Since arriving at UTSA, Chen has won a series of recognitions for his research. In 2011, he was ranked as one of the top 100 chemists over the past decade based on his citation impact factor. Each year, from 2014 to 2018, he was chosen as a highly cited researcher by Thomson Reuters and Clarivate Analytics. He was also spotlighted in The World’s Most Influential Scientific Minds 2014-2018 by Thomson Reuters and is on the 2016 List of Most Cited Researchers in Materials Science and Engineering by Elsevier Scopus Data.
As a Humboldt recipient, Chen will visit several institutions in Germany this summer to initiate long-term collaborations with scientists in the nation, particularly Stefan Kaskel, whom he has known for 10 years. Kaskel, who is based at Technische Universitat Dresden, nominated Chen for the Humboldt Award and will serve as his Humboldt host professor.
Each morning, Chen awakes with excitement to work with his students at UTSA and make new discoveries.
“UTSA has given us the freedom and environment to fully develop our ongoing research, particularly through the Welch research grant,” he said. “My colleagues, administrative staff and research officials, particularly Mary Riedel and Neal A. Guentzel, are very friendly and supportive.”
Chen’s work on gas storage, gas separation, photonics, sensing and heterogeneous catalysis has been published over 40,000 times in close to 300 peer-reviewed articles and books with citations. His work has been published in Science, Nature Materials, Nature Energy, Advanced Materials, Energy and Environmental Science and other top journals.
The chemist’s current research goal is to develop membranes and to commercialize materials for large-scale gas separations. For example, a material termed UTSA-280 [Ca(C4O4)(H2O)]∙xH2O can be straightforwardly synthesized at a large scale in water from sodium squarate and Ca(NO3)2∙4H2O. This material is very stable in the air and under water moisture. It shows highly selective sieving separation for ethylene/ethane.
“Metal-organic frameworks are very promising materials for gas storage and gas separation at a lower energy and economic cost,” said Chen.
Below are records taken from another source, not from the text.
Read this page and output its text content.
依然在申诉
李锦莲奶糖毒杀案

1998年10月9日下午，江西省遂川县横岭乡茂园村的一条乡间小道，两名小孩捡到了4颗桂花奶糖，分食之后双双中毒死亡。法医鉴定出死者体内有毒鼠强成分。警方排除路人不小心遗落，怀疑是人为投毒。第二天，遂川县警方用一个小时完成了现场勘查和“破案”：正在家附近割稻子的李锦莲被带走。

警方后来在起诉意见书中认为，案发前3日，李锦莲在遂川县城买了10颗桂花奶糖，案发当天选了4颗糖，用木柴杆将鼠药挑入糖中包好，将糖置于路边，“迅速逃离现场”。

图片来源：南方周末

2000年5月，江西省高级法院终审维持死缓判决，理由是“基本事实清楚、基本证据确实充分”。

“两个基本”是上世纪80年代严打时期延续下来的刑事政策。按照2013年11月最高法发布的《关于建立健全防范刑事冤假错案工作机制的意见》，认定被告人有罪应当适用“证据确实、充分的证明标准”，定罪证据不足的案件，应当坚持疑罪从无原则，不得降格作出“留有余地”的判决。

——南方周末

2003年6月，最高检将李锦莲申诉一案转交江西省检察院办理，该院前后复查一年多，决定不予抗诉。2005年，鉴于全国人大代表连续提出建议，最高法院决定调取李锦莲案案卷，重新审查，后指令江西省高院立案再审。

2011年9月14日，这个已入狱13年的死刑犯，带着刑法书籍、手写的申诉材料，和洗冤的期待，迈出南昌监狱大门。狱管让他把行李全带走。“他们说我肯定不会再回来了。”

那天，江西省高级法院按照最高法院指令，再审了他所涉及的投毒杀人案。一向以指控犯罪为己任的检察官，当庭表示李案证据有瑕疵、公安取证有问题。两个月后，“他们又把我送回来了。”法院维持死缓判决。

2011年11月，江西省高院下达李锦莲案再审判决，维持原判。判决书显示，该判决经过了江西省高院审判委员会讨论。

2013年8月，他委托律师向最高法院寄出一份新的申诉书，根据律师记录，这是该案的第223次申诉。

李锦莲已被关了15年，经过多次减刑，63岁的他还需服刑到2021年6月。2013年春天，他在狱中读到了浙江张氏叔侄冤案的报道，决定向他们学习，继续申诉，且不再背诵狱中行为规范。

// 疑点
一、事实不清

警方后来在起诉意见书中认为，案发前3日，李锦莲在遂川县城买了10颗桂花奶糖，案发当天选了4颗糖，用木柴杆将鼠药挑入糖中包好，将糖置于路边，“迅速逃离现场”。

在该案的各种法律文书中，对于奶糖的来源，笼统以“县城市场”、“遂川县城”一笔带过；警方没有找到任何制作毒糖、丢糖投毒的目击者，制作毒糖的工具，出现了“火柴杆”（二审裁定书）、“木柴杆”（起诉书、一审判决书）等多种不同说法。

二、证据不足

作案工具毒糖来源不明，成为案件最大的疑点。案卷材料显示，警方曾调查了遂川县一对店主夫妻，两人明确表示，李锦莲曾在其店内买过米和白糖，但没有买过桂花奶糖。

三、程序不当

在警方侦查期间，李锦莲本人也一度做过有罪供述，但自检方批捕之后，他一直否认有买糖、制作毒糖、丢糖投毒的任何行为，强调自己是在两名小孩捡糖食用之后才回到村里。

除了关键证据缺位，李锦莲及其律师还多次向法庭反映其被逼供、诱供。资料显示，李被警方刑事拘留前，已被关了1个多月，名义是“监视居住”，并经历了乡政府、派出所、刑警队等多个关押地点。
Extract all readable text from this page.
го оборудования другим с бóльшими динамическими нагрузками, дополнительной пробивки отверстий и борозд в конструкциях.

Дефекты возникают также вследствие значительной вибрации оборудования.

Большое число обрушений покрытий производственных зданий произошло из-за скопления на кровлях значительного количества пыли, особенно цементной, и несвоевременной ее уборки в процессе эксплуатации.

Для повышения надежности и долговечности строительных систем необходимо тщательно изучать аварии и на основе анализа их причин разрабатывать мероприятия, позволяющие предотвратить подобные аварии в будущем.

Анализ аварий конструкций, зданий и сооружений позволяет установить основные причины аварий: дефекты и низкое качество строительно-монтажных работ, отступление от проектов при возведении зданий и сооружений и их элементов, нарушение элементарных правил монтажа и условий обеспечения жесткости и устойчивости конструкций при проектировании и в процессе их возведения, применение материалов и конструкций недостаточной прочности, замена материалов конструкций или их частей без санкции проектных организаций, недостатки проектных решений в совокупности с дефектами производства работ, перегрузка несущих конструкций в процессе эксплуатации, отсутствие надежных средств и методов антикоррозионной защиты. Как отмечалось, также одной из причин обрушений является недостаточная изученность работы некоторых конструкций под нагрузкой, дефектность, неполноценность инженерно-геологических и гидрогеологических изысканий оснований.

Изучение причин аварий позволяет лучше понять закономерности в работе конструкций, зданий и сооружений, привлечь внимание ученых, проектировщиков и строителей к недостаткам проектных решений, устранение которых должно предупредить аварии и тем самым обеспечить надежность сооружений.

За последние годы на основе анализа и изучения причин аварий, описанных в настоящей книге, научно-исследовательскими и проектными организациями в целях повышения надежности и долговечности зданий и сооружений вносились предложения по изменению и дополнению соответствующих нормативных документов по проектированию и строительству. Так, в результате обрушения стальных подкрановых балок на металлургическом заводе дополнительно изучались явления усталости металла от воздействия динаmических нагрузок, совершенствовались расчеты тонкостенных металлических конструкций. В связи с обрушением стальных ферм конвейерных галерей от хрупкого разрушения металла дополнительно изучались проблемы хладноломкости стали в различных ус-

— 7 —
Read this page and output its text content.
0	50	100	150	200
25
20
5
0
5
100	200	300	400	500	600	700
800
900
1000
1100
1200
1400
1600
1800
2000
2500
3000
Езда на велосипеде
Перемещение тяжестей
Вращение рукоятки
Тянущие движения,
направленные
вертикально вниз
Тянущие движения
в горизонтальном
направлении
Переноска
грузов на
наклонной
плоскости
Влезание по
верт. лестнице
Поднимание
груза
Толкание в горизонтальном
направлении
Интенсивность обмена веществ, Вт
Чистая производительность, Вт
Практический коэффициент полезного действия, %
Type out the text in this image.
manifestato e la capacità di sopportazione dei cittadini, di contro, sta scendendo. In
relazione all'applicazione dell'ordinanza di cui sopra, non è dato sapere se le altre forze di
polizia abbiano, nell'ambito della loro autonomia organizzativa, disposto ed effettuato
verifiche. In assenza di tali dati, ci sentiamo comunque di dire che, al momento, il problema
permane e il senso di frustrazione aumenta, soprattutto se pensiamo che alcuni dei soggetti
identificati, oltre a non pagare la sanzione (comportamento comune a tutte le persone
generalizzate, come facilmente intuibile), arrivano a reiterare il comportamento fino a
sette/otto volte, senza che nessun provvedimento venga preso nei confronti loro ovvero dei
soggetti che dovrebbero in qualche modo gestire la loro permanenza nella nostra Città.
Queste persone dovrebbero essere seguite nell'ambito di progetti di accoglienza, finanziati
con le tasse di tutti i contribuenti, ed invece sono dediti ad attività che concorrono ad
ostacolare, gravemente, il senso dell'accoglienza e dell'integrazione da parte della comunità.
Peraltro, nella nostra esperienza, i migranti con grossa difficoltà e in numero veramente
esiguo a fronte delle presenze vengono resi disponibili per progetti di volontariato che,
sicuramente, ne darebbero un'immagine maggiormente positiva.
Michael Doyle, the Rita and John Feik Distinguished University Chair in Medicinal Chemistry, has mentored Chen during their time together at UTSA.
“The importance of metal-organic frameworks is likely to be recognized by a Nobel Prize in the near future, and Professor Chen will be one of those in the pool of scientists who are the leaders in the development of this important technology,” said Doyle. “His contributions are recognized nationally and internationally, and they bring a heightened visibility to the role taken by UTSA in advancing science and technology.”
When Chen and Kaskel collaborate this summer, they will examine flexible metal-organic frameworks for gas separation and storage and for energy transformation.
In a nutshell, Chen’s goal is to discover some basic chemistry and materials that can benefit society.